Rumple para de lutar contra suas amarras.
— Neve? — Os olhos de Lilian voltam para Rumple com suas palavras.
— O que Neve tem a ver com isso?
— Tudo, — Lilian rosna. — A única razão pela qual Grimm está falhando
é por causa daquela minha enteada malvada. Ela deveria ter sido abatida
quando estava mais fraca, mas agora, porque os Lordes a deixaram sem
controle e com a fusão dos mundos, todos vocês permitiram que uma fera se
tornasse mais poderosa.
As sobrancelhas de Rumple se franzem e fica claro que ele sabe
exatamente de quem a Rainha está falando.
— Mas ela é apenas uma garota.
Lilian levanta as sobrancelhas.
— Sim, e você é apenas um trapaceiro — ela responde sarcasticamente
antes de pegar um serrote da mesa que outro guarda empurra.
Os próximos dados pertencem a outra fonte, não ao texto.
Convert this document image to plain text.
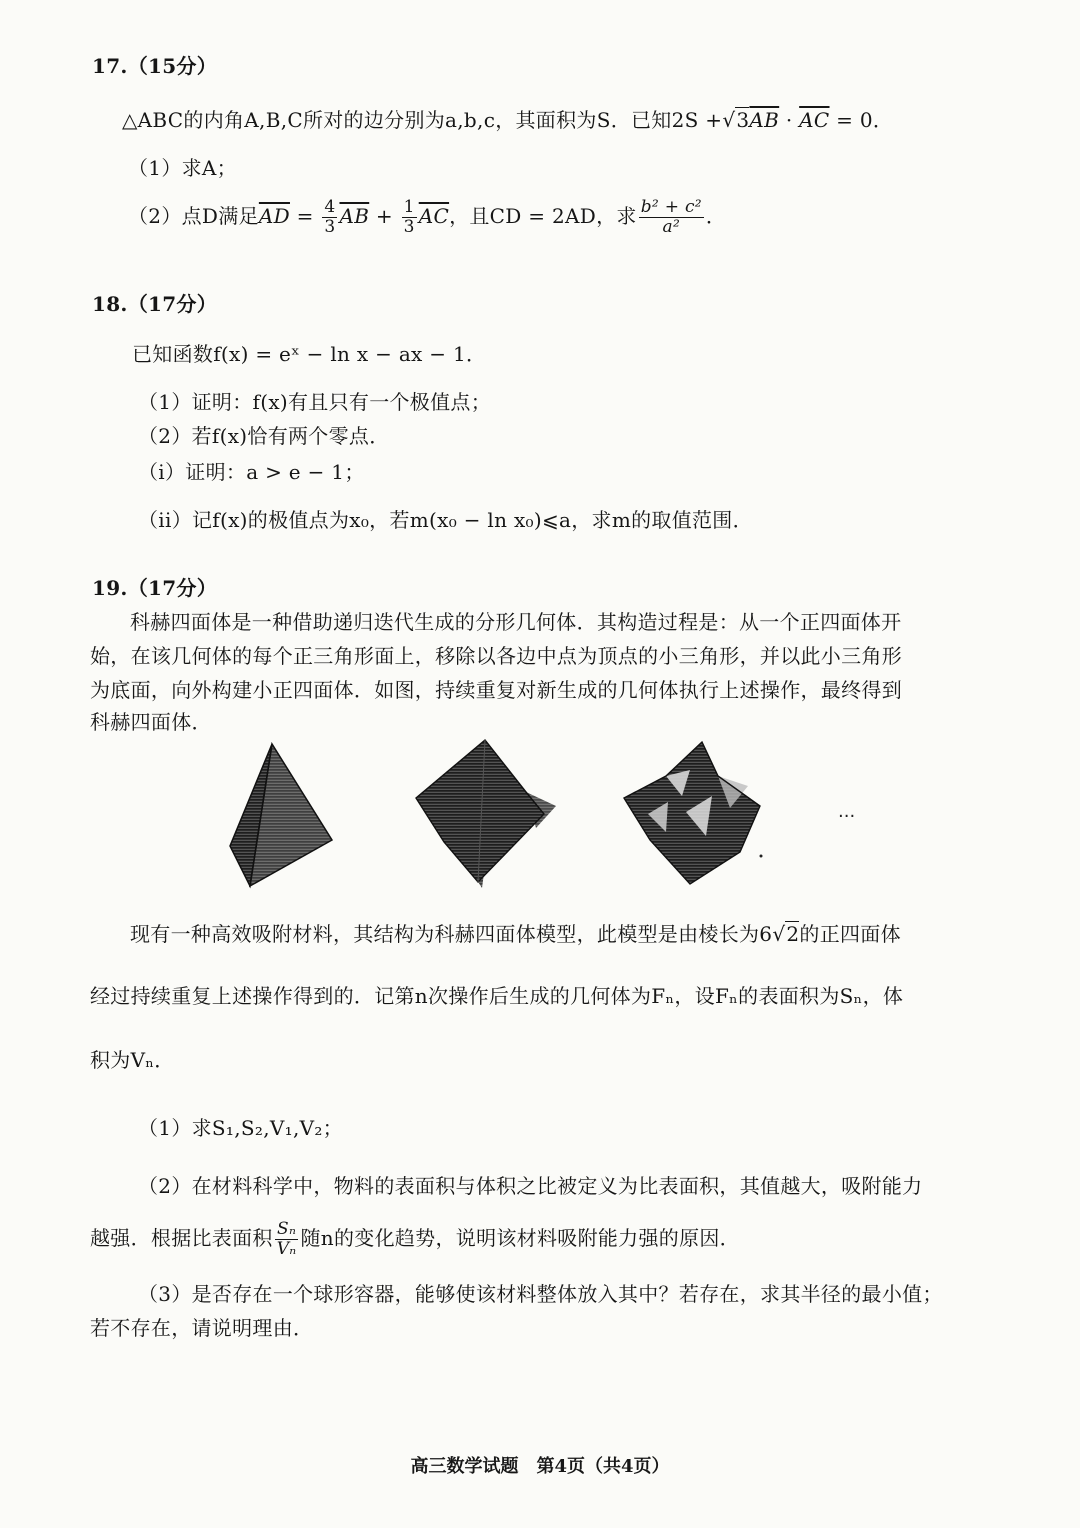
17.（15分）
△ABC的内角A,B,C所对的边分别为a,b,c，其面积为S．已知$2S +√3\overline{AB} \cdot \overline{AC} = 0$．
（1）求A；
（2）点D满足$\overline{AD} = \frac{4}{3} \overline{AB} + \frac{1}{3} \overline{AC}$，且CD = 2AD，求 $\frac{\text{b² + c²}}{\text{a²}}$ ．
18.（17分）
已知函数f(x) = eˣ − ln x − ax − 1．
（1）证明：f(x)有且只有一个极值点；
（2）若f(x)恰有两个零点．
（i）证明：a > e − 1；
（ii）记f(x)的极值点为x₀，若m(x₀ − ln x₀)⩽a，求m的取值范围．
19.（17分）
科赫四面体是一种借助递归迭代生成的分形几何体．其构造过程是：从一个正四面体开
始，在该几何体的每个正三角形面上，移除以各边中点为顶点的小三角形，并以此小三角形
为底面，向外构建小正四面体．如图，持续重复对新生成的几何体执行上述操作，最终得到
科赫四面体．
···
现有一种高效吸附材料，其结构为科赫四面体模型，此模型是由棱长为6√2的正四面体
经过持续重复上述操作得到的．记第n次操作后生成的几何体为Fₙ，设Fₙ的表面积为Sₙ，体
积为Vₙ．
（1）求S₁,S₂,V₁,V₂；
（2）在材料科学中，物料的表面积与体积之比被定义为比表面积，其值越大，吸附能力
越强．根据比表面积 $\frac{\text{Sₙ}}{\text{Vₙ}}$ 随n的变化趋势，说明该材料吸附能力强的原因．
（3）是否存在一个球形容器，能够使该材料整体放入其中？若存在，求其半径的最小值；
若不存在，请说明理由．
高三数学试题　第4页（共4页）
Há vários
instrumentos espalhados, todos dispositivos de tortura, e engulo em seco.
Rumple me disse para não agir, não gritar, mas minha respiração acelera com
a ferramenta em sua mão.
Olhando para a serra por um momento, Lilian entrega a ferramenta ao
guarda mais próximo.
— Faça-o sofrer.
Rumple não luta mais. Em vez disso, ele relaxa encostado na mesa, com
o rosto inexpressivo, enquanto o guarda agarra a serra e passa por seus chifres.
— Não dói?
— Apenas a quantia normal.
Meus olhos se arregalam e enrolo os dedos em torno das barras, apesar
do choque desagradável que elas me causam. Eu sei o quão sensíveis são seus
chifres, sei que dói cortá-los. Os olhos de Rumple vão do teto para onde ele
estava olhando até mim. Enquanto eu olho, seus punhos se enrolam nas
correntes e se fecham, os músculos ao longo dos antebraços se destacando em
total relevo, se preparando. Meu estômago revira.
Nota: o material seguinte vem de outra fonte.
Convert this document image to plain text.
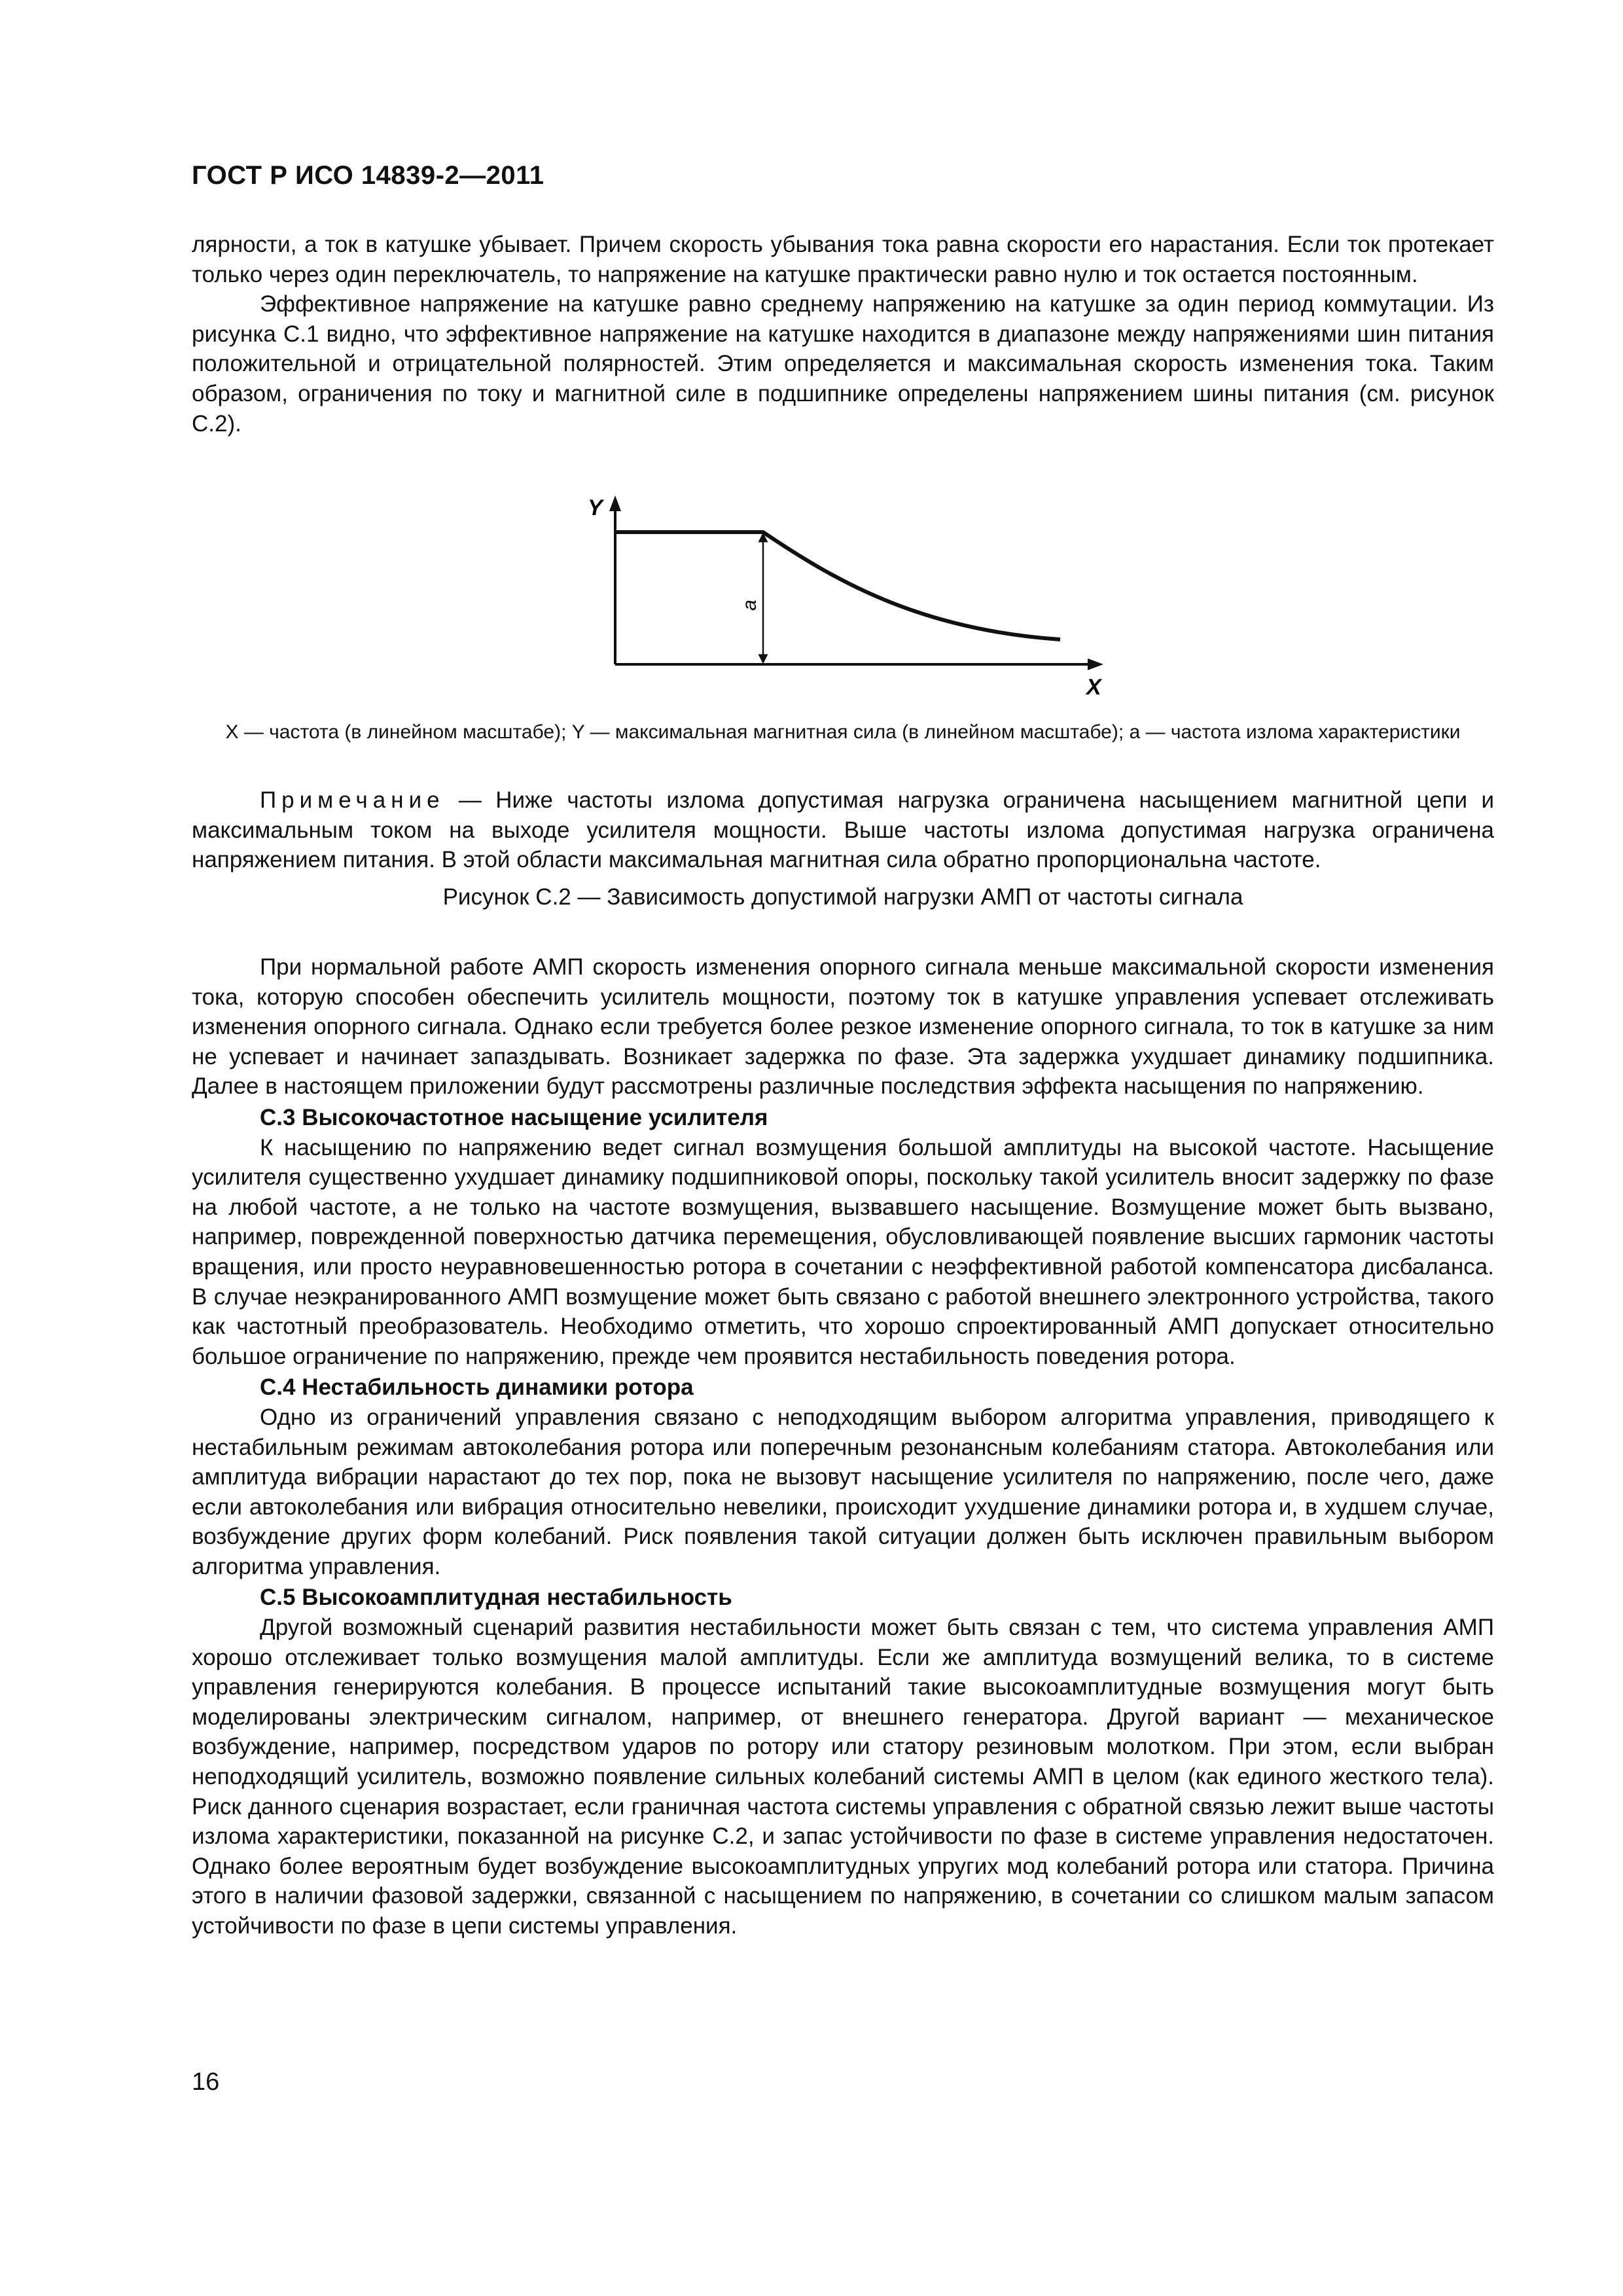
ГОСТ Р ИСО 14839-2—2011

лярности, а ток в катушке убывает. Причем скорость убывания тока равна скорости его нарастания. Если ток протекает только через один переключатель, то напряжение на катушке практически равно нулю и ток остается постоянным.

Эффективное напряжение на катушке равно среднему напряжению на катушке за один период коммутации. Из рисунка С.1 видно, что эффективное напряжение на катушке находится в диапазоне между напряжениями шин питания положительной и отрицательной полярностей. Этим определяется и максимальная скорость изменения тока. Таким образом, ограничения по току и магнитной силе в подшипнике определены напряжением шины питания (см. рисунок С.2).

Y
X
a
X — частота (в линейном масштабе); Y — максимальная магнитная сила (в линейном масштабе); a — частота излома характеристики

Примечание — Ниже частоты излома допустимая нагрузка ограничена насыщением магнитной цепи и максимальным током на выходе усилителя мощности. Выше частоты излома допустимая нагрузка ограничена напряжением питания. В этой области максимальная магнитная сила обратно пропорциональна частоте.

Рисунок С.2 — Зависимость допустимой нагрузки АМП от частоты сигнала

При нормальной работе АМП скорость изменения опорного сигнала меньше максимальной скорости изменения тока, которую способен обеспечить усилитель мощности, поэтому ток в катушке управления успевает отслеживать изменения опорного сигнала. Однако если требуется более резкое изменение опорного сигнала, то ток в катушке за ним не успевает и начинает запаздывать. Возникает задержка по фазе. Эта задержка ухудшает динамику подшипника. Далее в настоящем приложении будут рассмотрены различные последствия эффекта насыщения по напряжению.

С.3 Высокочастотное насыщение усилителя

К насыщению по напряжению ведет сигнал возмущения большой амплитуды на высокой частоте. Насыщение усилителя существенно ухудшает динамику подшипниковой опоры, поскольку такой усилитель вносит задержку по фазе на любой частоте, а не только на частоте возмущения, вызвавшего насыщение. Возмущение может быть вызвано, например, поврежденной поверхностью датчика перемещения, обусловливающей появление высших гармоник частоты вращения, или просто неуравновешенностью ротора в сочетании с неэффективной работой компенсатора дисбаланса. В случае неэкранированного АМП возмущение может быть связано с работой внешнего электронного устройства, такого как частотный преобразователь. Необходимо отметить, что хорошо спроектированный АМП допускает относительно большое ограничение по напряжению, прежде чем проявится нестабильность поведения ротора.

С.4 Нестабильность динамики ротора

Одно из ограничений управления связано с неподходящим выбором алгоритма управления, приводящего к нестабильным режимам автоколебания ротора или поперечным резонансным колебаниям статора. Автоколебания или амплитуда вибрации нарастают до тех пор, пока не вызовут насыщение усилителя по напряжению, после чего, даже если автоколебания или вибрация относительно невелики, происходит ухудшение динамики ротора и, в худшем случае, возбуждение других форм колебаний. Риск появления такой ситуации должен быть исключен правильным выбором алгоритма управления.

С.5 Высокоамплитудная нестабильность

Другой возможный сценарий развития нестабильности может быть связан с тем, что система управления АМП хорошо отслеживает только возмущения малой амплитуды. Если же амплитуда возмущений велика, то в системе управления генерируются колебания. В процессе испытаний такие высокоамплитудные возмущения могут быть моделированы электрическим сигналом, например, от внешнего генератора. Другой вариант — механическое возбуждение, например, посредством ударов по ротору или статору резиновым молотком. При этом, если выбран неподходящий усилитель, возможно появление сильных колебаний системы АМП в целом (как единого жесткого тела). Риск данного сценария возрастает, если граничная частота системы управления с обратной связью лежит выше частоты излома характеристики, показанной на рисунке С.2, и запас устойчивости по фазе в системе управления недостаточен. Однако более вероятным будет возбуждение высокоамплитудных упругих мод колебаний ротора или статора. Причина этого в наличии фазовой задержки, связанной с насыщением по напряжению, в сочетании со слишком малым запасом устойчивости по фазе в цепи системы управления.

16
E então o guarda começa a cortar.
Um horror como nunca conheci me preenche enquanto observo o sangue
que começa a escorrer imediatamente da ferida. Os chifres sangram. Os chifres
sangram!
Embora Rumple mantenha o rosto impassível enquanto desvia o olhar
de mim, longe de revelar qualquer tipo de vínculo, posso ver as pontadas de
dor, posso vê-lo lutar contra a vontade de gritar.
— Dor insuficiente — murmura Lilian. Ela pega um martelo e o estuda.
— Permita-me.
Eu deveria desviar o olhar. Eu não deveria querer a imagem da Rainha
erguendo o martelo acima de sua cabeça em minha mente. Em vez disso, me
forço a observar, a testemunhar esse horror, para saber exatamente em que tipo
de mundo me encontrei. Este mundo é composto por vilões lutando contra
vilões, escuridão se derramando em escuridão. Isto não é um conto de fadas. É
um pesadelo.
Meu brilho aumenta de raiva enquanto vejo Lilian bater o martelo no
topo do chifre de Rumple. Ele não consegue parar o grito de dor enquanto ela
esmaga a ponta superior, não consegue parar os gritos de dor enquanto ela
continua descendo, esmagando o chifre por dentro, quebrando-o apesar da
força. É claro que ela usa seu poder em cada golpe, magia e aço contra os ossos.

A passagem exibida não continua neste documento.